Solving AI's Security and Compliance Problems
For when you want to use AI, but you're not allowed cloud services
I would alternately call this the “CoPilot Problem” in consulting. You want to use AI as a part of your workflow for processing information as part of a project, but either your own company or your client insists that the only AI that is allowed is CoPilot. Which, of course, is the immediate death of being able to do anything interesting with AI.
Having run into this problem repeatedly, I found myself in the awkward position of having completely convinced myself of the utility of using AI, but now being in environments where I was unable to use it.
This, in my view, is a huge hindrance in AI adoption, as there is so much friction in being able to experiment, that workflows remain stuck in the past. For those working with sensitive or confidential data, who have specific compliance requirements or are in client service work, it is hard to justify the time and investment required to modernize your workflow or experiment with AI if you will not be able to use any of the tools for a significant portion of your work.
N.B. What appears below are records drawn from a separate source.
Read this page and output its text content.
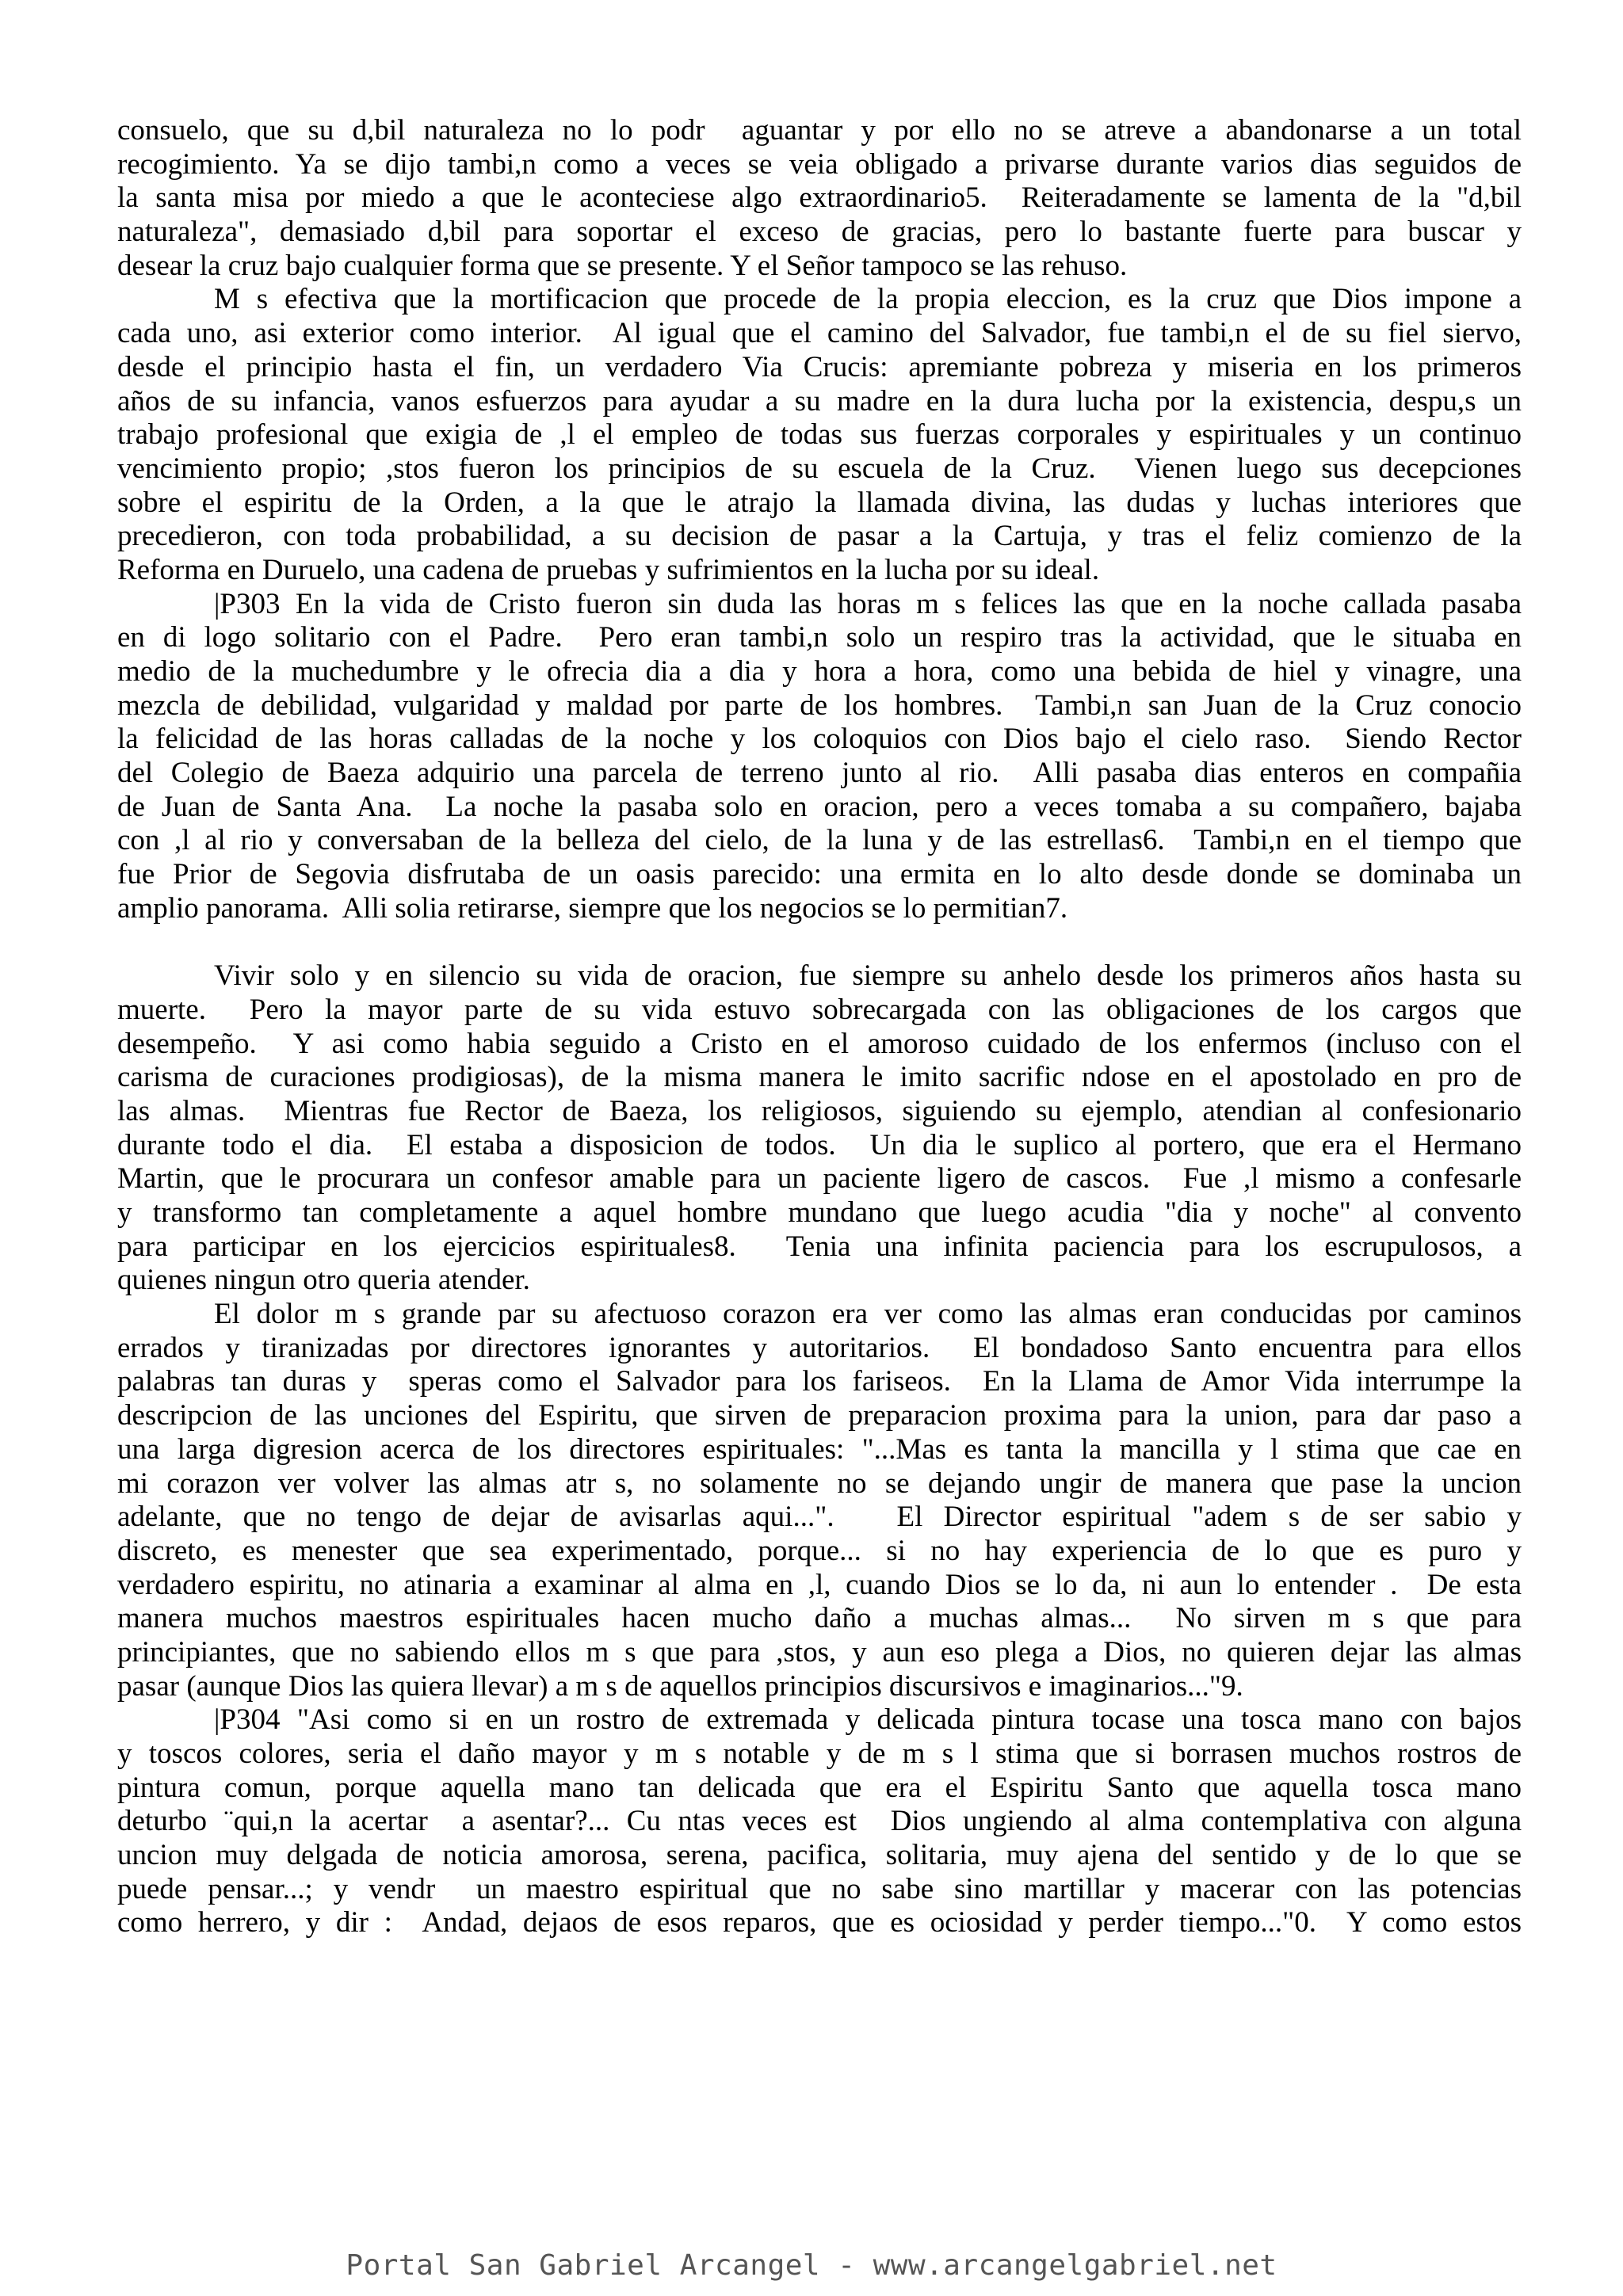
consuelo, que su d,bil naturaleza no lo podr  aguantar y por ello no se atreve a abandonarse a un total
recogimiento. Ya se dijo tambi,n como a veces se veia obligado a privarse durante varios dias seguidos de
la santa misa por miedo a que le aconteciese algo extraordinario5.  Reiteradamente se lamenta de la "d,bil
naturaleza", demasiado d,bil para soportar el exceso de gracias, pero lo bastante fuerte para buscar y
desear la cruz bajo cualquier forma que se presente. Y el Señor tampoco se las rehuso.
M s efectiva que la mortificacion que procede de la propia eleccion, es la cruz que Dios impone a
cada uno, asi exterior como interior.  Al igual que el camino del Salvador, fue tambi,n el de su fiel siervo,
desde el principio hasta el fin, un verdadero Via Crucis: apremiante pobreza y miseria en los primeros
años de su infancia, vanos esfuerzos para ayudar a su madre en la dura lucha por la existencia, despu,s un
trabajo profesional que exigia de ,l el empleo de todas sus fuerzas corporales y espirituales y un continuo
vencimiento propio; ,stos fueron los principios de su escuela de la Cruz.  Vienen luego sus decepciones
sobre el espiritu de la Orden, a la que le atrajo la llamada divina, las dudas y luchas interiores que
precedieron, con toda probabilidad, a su decision de pasar a la Cartuja, y tras el feliz comienzo de la
Reforma en Duruelo, una cadena de pruebas y sufrimientos en la lucha por su ideal.
|P303 En la vida de Cristo fueron sin duda las horas m s felices las que en la noche callada pasaba
en di logo solitario con el Padre.  Pero eran tambi,n solo un respiro tras la actividad, que le situaba en
medio de la muchedumbre y le ofrecia dia a dia y hora a hora, como una bebida de hiel y vinagre, una
mezcla de debilidad, vulgaridad y maldad por parte de los hombres.  Tambi,n san Juan de la Cruz conocio
la felicidad de las horas calladas de la noche y los coloquios con Dios bajo el cielo raso.  Siendo Rector
del Colegio de Baeza adquirio una parcela de terreno junto al rio.  Alli pasaba dias enteros en compañia
de Juan de Santa Ana.  La noche la pasaba solo en oracion, pero a veces tomaba a su compañero, bajaba
con ,l al rio y conversaban de la belleza del cielo, de la luna y de las estrellas6.  Tambi,n en el tiempo que
fue Prior de Segovia disfrutaba de un oasis parecido: una ermita en lo alto desde donde se dominaba un
amplio panorama.  Alli solia retirarse, siempre que los negocios se lo permitian7.
Vivir solo y en silencio su vida de oracion, fue siempre su anhelo desde los primeros años hasta su
muerte.  Pero la mayor parte de su vida estuvo sobrecargada con las obligaciones de los cargos que
desempeño.  Y asi como habia seguido a Cristo en el amoroso cuidado de los enfermos (incluso con el
carisma de curaciones prodigiosas), de la misma manera le imito sacrific ndose en el apostolado en pro de
las almas.  Mientras fue Rector de Baeza, los religiosos, siguiendo su ejemplo, atendian al confesionario
durante todo el dia.  El estaba a disposicion de todos.  Un dia le suplico al portero, que era el Hermano
Martin, que le procurara un confesor amable para un paciente ligero de cascos.  Fue ,l mismo a confesarle
y transformo tan completamente a aquel hombre mundano que luego acudia "dia y noche" al convento
para participar en los ejercicios espirituales8.  Tenia una infinita paciencia para los escrupulosos, a
quienes ningun otro queria atender.
El dolor m s grande par su afectuoso corazon era ver como las almas eran conducidas por caminos
errados y tiranizadas por directores ignorantes y autoritarios.  El bondadoso Santo encuentra para ellos
palabras tan duras y  speras como el Salvador para los fariseos.  En la Llama de Amor Vida interrumpe la
descripcion de las unciones del Espiritu, que sirven de preparacion proxima para la union, para dar paso a
una larga digresion acerca de los directores espirituales: "...Mas es tanta la mancilla y l stima que cae en
mi corazon ver volver las almas atr s, no solamente no se dejando ungir de manera que pase la uncion
adelante, que no tengo de dejar de avisarlas aqui...".   El Director espiritual "adem s de ser sabio y
discreto, es menester que sea experimentado, porque... si no hay experiencia de lo que es puro y
verdadero espiritu, no atinaria a examinar al alma en ,l, cuando Dios se lo da, ni aun lo entender .  De esta
manera muchos maestros espirituales hacen mucho daño a muchas almas...  No sirven m s que para
principiantes, que no sabiendo ellos m s que para ,stos, y aun eso plega a Dios, no quieren dejar las almas
pasar (aunque Dios las quiera llevar) a m s de aquellos principios discursivos e imaginarios..."9.
|P304 "Asi como si en un rostro de extremada y delicada pintura tocase una tosca mano con bajos
y toscos colores, seria el daño mayor y m s notable y de m s l stima que si borrasen muchos rostros de
pintura comun, porque aquella mano tan delicada que era el Espiritu Santo que aquella tosca mano
deturbo ¨qui,n la acertar  a asentar?... Cu ntas veces est  Dios ungiendo al alma contemplativa con alguna
uncion muy delgada de noticia amorosa, serena, pacifica, solitaria, muy ajena del sentido y de lo que se
puede pensar...; y vendr  un maestro espiritual que no sabe sino martillar y macerar con las potencias
como herrero, y dir :  Andad, dejaos de esos reparos, que es ociosidad y perder tiempo..."0.  Y como estos
Portal San Gabriel Arcangel - www.arcangelgabriel.net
For anyone who has been reading this Substack, you’re probably aware that I’ve been using AI for some of my more basic workflows, but in ways that I have become reliant on. Working on projects where AI isn’t an option suddenly feels like I’m being asked not to use any electricity - it’s certainly possible, but it seems unnecessarily cumbersome.
I began experimenting with alternative solutions to see what might be possible with different types of automation and processing if I created some solutions that were not reliant on any type of cloud service or would not require the transmission of data “out of the room”. This has felt an added sense of urgency with the worsening trade disputes and tariff wars, as it seemed increasingly unwise to become even more reliant on technology that could be “switched off” or tariffed as part of ongoing tensions. So part of this has been a practicality of client work in restrictive IT environments, and part of it has been an experiment in creating a more sovereign tech stack.
What I have found is that for most of the simple use-cases that are used in a project setting, or as part of a collaborative process, you can achieve the same or better results as most cloud AI services, so long as you have the right hardware setup. During the last few months, I’ve gone through 10 hardware prototypes and 15-20 software prototypes to land on something that met my requirements, and I’m pretty pleased with the results.
What I needed was the ability to run some basic AI workloads in any environment I might find myself - let’s say, in a hotel ballroom with little to no internet connectivity, in a place I had to travel by air to get to, with a group of people working on highly confidential material and absolute restrictions on the use of any cloud services.
Within that environment, I would still like to be able to:
process audio recordings into high quality transcripts in realtime or near-realtime
summarize large quantities of text data
generate code for various automation tasks throughout the process
execute computer-vision tasks such as image-to-text
The good news is that I found the availability of open-sourced models to be of very high quality, meaning that what is available out there to be run on your own hardware is absolutely capable of these relatively simple AI jobs.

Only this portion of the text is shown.